O abismo entre a operação e a estratégia é visível nas estatísticas de governança. Nos cargos de gestão executiva, a participação feminina cai para 28,5%. Quando se olha para os conselhos de administração, o quadro é ainda mais restrito: as mulheres ocupam apenas 18,5% das vagas disponíveis. A hierarquia, portanto, funciona como um filtro que barra a ascensão das profissionais, mantendo o poder de decisão concentrado em uma estrutura majoritariamente masculina.
A disparidade não se limita ao ambiente corporativo interno. O estudo, que analisou dados compilados até o fechamento de 31 de dezembro de 2024, revela que a desigualdade se estende ao consumo. No mercado de apólices e previdência, as mulheres figuram como titulares em menor proporção que os homens. Entender o porquê desse distanciamento é, agora, uma das prioridades da autarquia para desenhar produtos que realmente conversem com as necessidades do público feminino.
O mapeamento envolveu 142 empresas — sendo 129 seguradoras e 13 entidades abertas de previdência complementar. Para a coleta e análise, foi utilizada a ferramenta FeMa Meter, desenvolvida pela organização internacional Access to Insurance Initiative. O rigor metodológico incluiu o cruzamento de planilhas de seguros residenciais, automotivos e planos de previdência com as bases internas de dados, garantindo uma leitura precisa da fotografia atual do setor.

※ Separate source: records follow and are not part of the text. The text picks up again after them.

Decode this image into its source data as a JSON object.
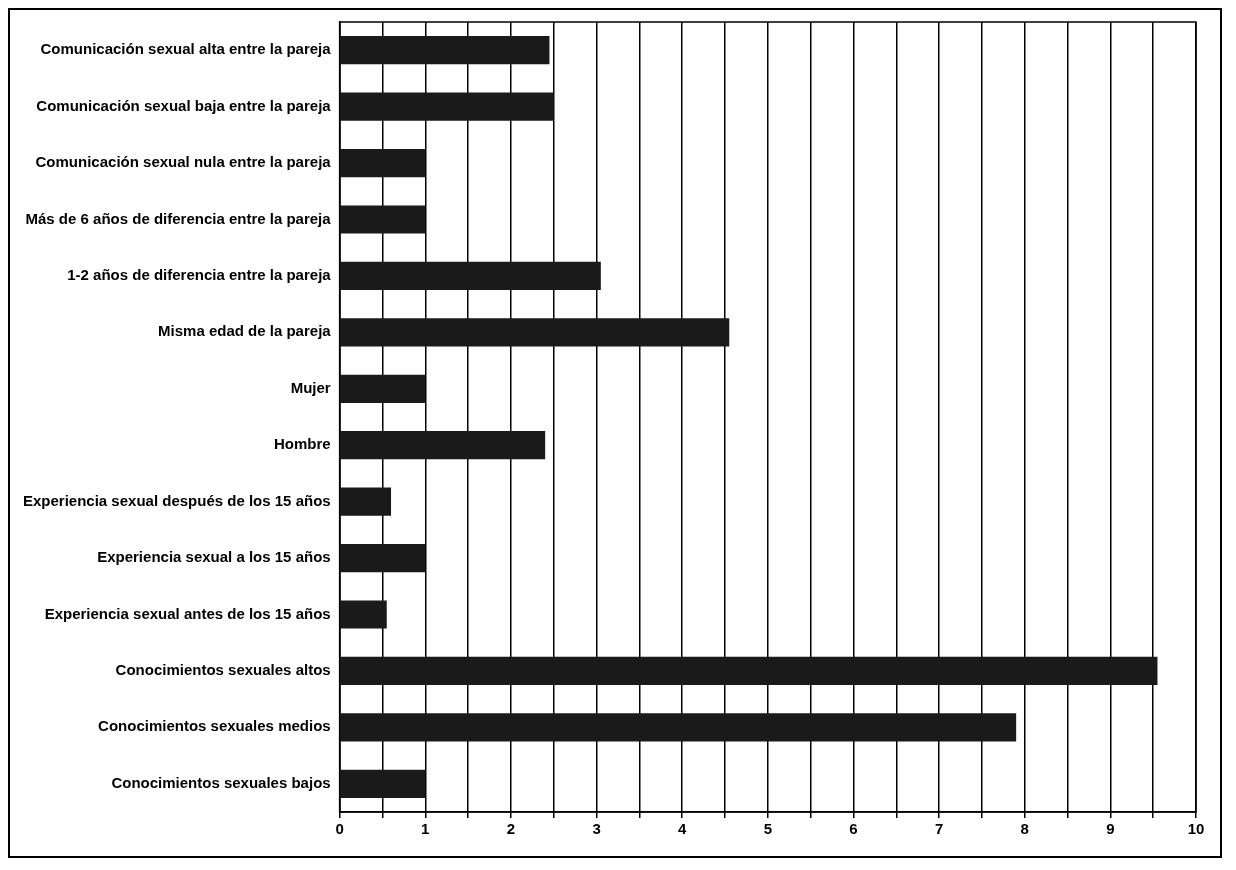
{
  "chart_data": {
    "type": "bar",
    "orientation": "horizontal",
    "categories": [
      "Comunicación sexual alta entre la pareja",
      "Comunicación sexual baja entre la pareja",
      "Comunicación sexual nula entre la pareja",
      "Más de 6 años de diferencia entre la pareja",
      "1-2 años de diferencia entre la pareja",
      "Misma edad de la pareja",
      "Mujer",
      "Hombre",
      "Experiencia sexual después de los 15 años",
      "Experiencia sexual a los 15 años",
      "Experiencia sexual antes de los 15 años",
      "Conocimientos sexuales altos",
      "Conocimientos sexuales medios",
      "Conocimientos sexuales bajos"
    ],
    "values": [
      2.45,
      2.5,
      1.0,
      1.0,
      3.05,
      4.55,
      1.0,
      2.4,
      0.6,
      1.0,
      0.55,
      9.55,
      7.9,
      1.0
    ],
    "color": "#1a1a1a",
    "xlim": [
      0,
      10
    ],
    "xticks": [
      0,
      {
        "value": 0.5,
        "label": null
      },
      1,
      {
        "value": 1.5,
        "label": null
      },
      2,
      {
        "value": 2.5,
        "label": null
      },
      3,
      {
        "value": 3.5,
        "label": null
      },
      4,
      {
        "value": 4.5,
        "label": null
      },
      5,
      {
        "value": 5.5,
        "label": null
      },
      6,
      {
        "value": 6.5,
        "label": null
      },
      7,
      {
        "value": 7.5,
        "label": null
      },
      8,
      {
        "value": 8.5,
        "label": null
      },
      9,
      {
        "value": 9.5,
        "label": null
      },
      10
    ],
    "grid": "x",
    "legend": false
  }
}
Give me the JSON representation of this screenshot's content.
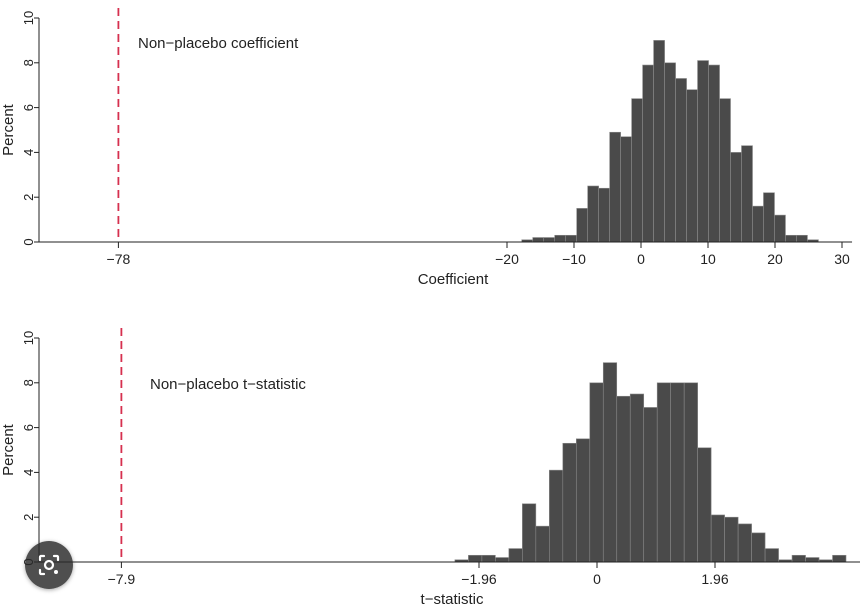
{
  "colors": {
    "bar": "#4a4a4a",
    "bar_stroke": "#8a8a8a",
    "reference_line": "#d6304f",
    "axis": "#222222"
  },
  "icons": {
    "lens_button": "google-lens-icon"
  },
  "chart_data": [
    {
      "type": "bar",
      "subtype": "histogram",
      "title": "",
      "xlabel": "Coefficient",
      "ylabel": "Percent",
      "xlim": [
        -85,
        31.5
      ],
      "ylim": [
        0,
        10
      ],
      "yticks": [
        "0",
        "2",
        "4",
        "6",
        "8",
        "10"
      ],
      "xticks": [
        {
          "value": -78,
          "label": "−78"
        },
        {
          "value": -20,
          "label": "−20"
        },
        {
          "value": -10,
          "label": "−10"
        },
        {
          "value": 0,
          "label": "0"
        },
        {
          "value": 10,
          "label": "10"
        },
        {
          "value": 20,
          "label": "20"
        },
        {
          "value": 30,
          "label": "30"
        }
      ],
      "reference_line": {
        "x": -78,
        "label": "Non−placebo coefficient",
        "style": "dashed"
      },
      "bins": {
        "start": -17.8,
        "width": 1.64,
        "values": [
          0.1,
          0.2,
          0.2,
          0.3,
          0.3,
          1.5,
          2.5,
          2.4,
          4.9,
          4.7,
          6.4,
          7.9,
          9.0,
          8.0,
          7.3,
          6.8,
          8.1,
          7.9,
          6.4,
          4.0,
          4.3,
          1.6,
          2.2,
          1.2,
          0.3,
          0.3,
          0.1
        ]
      }
    },
    {
      "type": "bar",
      "subtype": "histogram",
      "title": "",
      "xlabel": "t−statistic",
      "ylabel": "Percent",
      "xlim": [
        -9.9,
        4.5
      ],
      "ylim": [
        0,
        10
      ],
      "yticks": [
        "0",
        "2",
        "4",
        "6",
        "8",
        "10"
      ],
      "xticks": [
        {
          "value": -7.9,
          "label": "−7.9"
        },
        {
          "value": -1.96,
          "label": "−1.96"
        },
        {
          "value": 0,
          "label": "0"
        },
        {
          "value": 1.96,
          "label": "1.96"
        }
      ],
      "reference_line": {
        "x": -7.9,
        "label": "Non−placebo t−statistic",
        "style": "dashed"
      },
      "bins": {
        "start": -2.36,
        "width": 0.224,
        "values": [
          0.1,
          0.3,
          0.3,
          0.2,
          0.6,
          2.6,
          1.6,
          4.1,
          5.3,
          5.5,
          8.0,
          8.9,
          7.4,
          7.5,
          6.9,
          8.0,
          8.0,
          8.0,
          5.1,
          2.1,
          2.0,
          1.7,
          1.3,
          0.6,
          0.1,
          0.3,
          0.2,
          0.1,
          0.3
        ]
      }
    }
  ]
}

O projeto está inserido no Plano de Regulação de 2025 da Susep. A ideia central não é apenas produzir estatísticas, mas converter esses números em políticas públicas que fomentem a inclusão. O objetivo é claro: transformar um mercado que hoje se mostra assimétrico em um ambiente onde tanto a carreira profissional quanto o acesso aos produtos financeiros sejam equilibrados, independentemente do gênero.

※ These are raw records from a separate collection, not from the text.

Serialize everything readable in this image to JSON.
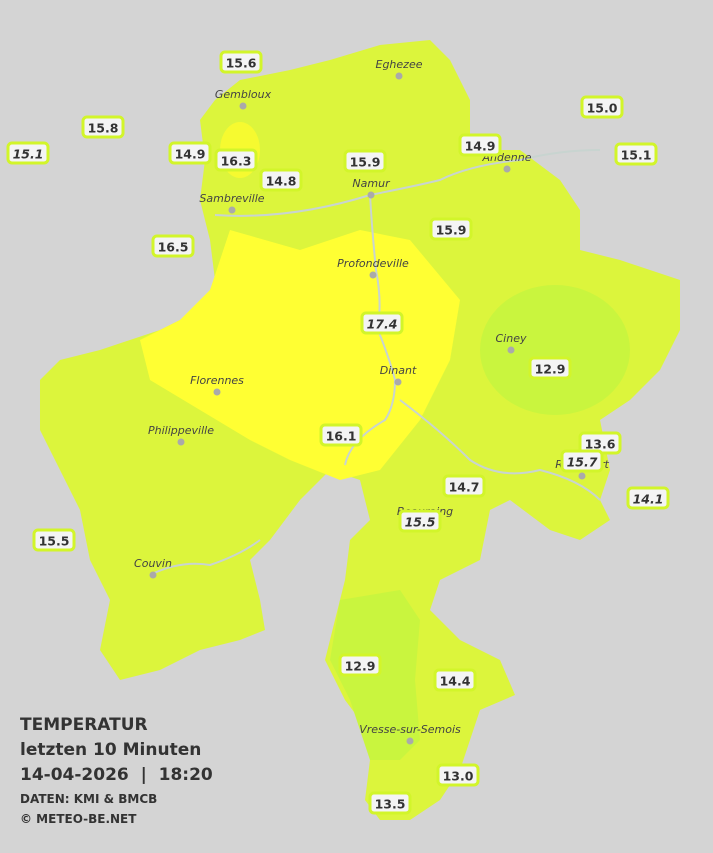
{
  "title": {
    "line1": "TEMPERATUR",
    "line2": "letzten 10 Minuten",
    "line3": "14-04-2026  |  18:20",
    "credit1": "DATEN: KMI & BMCB",
    "credit2": "© METEO-BE.NET"
  },
  "cities": [
    "Eghezee",
    "Gembloux",
    "Andenne",
    "Namur",
    "Sambreville",
    "Profondeville",
    "Ciney",
    "Dinant",
    "Florennes",
    "Philippeville",
    "Rochefort",
    "Beauraing",
    "Couvin",
    "Vresse-sur-Semois"
  ],
  "stations": [
    {
      "value": "15.6",
      "italic": false
    },
    {
      "value": "15.8",
      "italic": false
    },
    {
      "value": "15.1",
      "italic": true
    },
    {
      "value": "14.9",
      "italic": false
    },
    {
      "value": "16.3",
      "italic": false
    },
    {
      "value": "14.8",
      "italic": false
    },
    {
      "value": "15.9",
      "italic": false
    },
    {
      "value": "14.9",
      "italic": false
    },
    {
      "value": "15.0",
      "italic": false
    },
    {
      "value": "15.1",
      "italic": false
    },
    {
      "value": "16.5",
      "italic": false
    },
    {
      "value": "15.9",
      "italic": false
    },
    {
      "value": "17.4",
      "italic": true
    },
    {
      "value": "12.9",
      "italic": false
    },
    {
      "value": "16.1",
      "italic": false
    },
    {
      "value": "13.6",
      "italic": false
    },
    {
      "value": "15.7",
      "italic": true
    },
    {
      "value": "14.1",
      "italic": true
    },
    {
      "value": "14.7",
      "italic": false
    },
    {
      "value": "15.5",
      "italic": true
    },
    {
      "value": "15.5",
      "italic": false
    },
    {
      "value": "12.9",
      "italic": false
    },
    {
      "value": "14.4",
      "italic": false
    },
    {
      "value": "13.0",
      "italic": false
    },
    {
      "value": "13.5",
      "italic": false
    }
  ]
}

A fragilidade na representação de liderança feminina aponta para um desafio de longo prazo. As empresas do setor, supervisionadas pela Susep, agora possuem um dado concreto sobre a extensão do hiato interno. A forma como o mercado reagirá a esses números nos próximos meses será o verdadeiro indicador de uma mudança real, indo além do diagnóstico estatístico.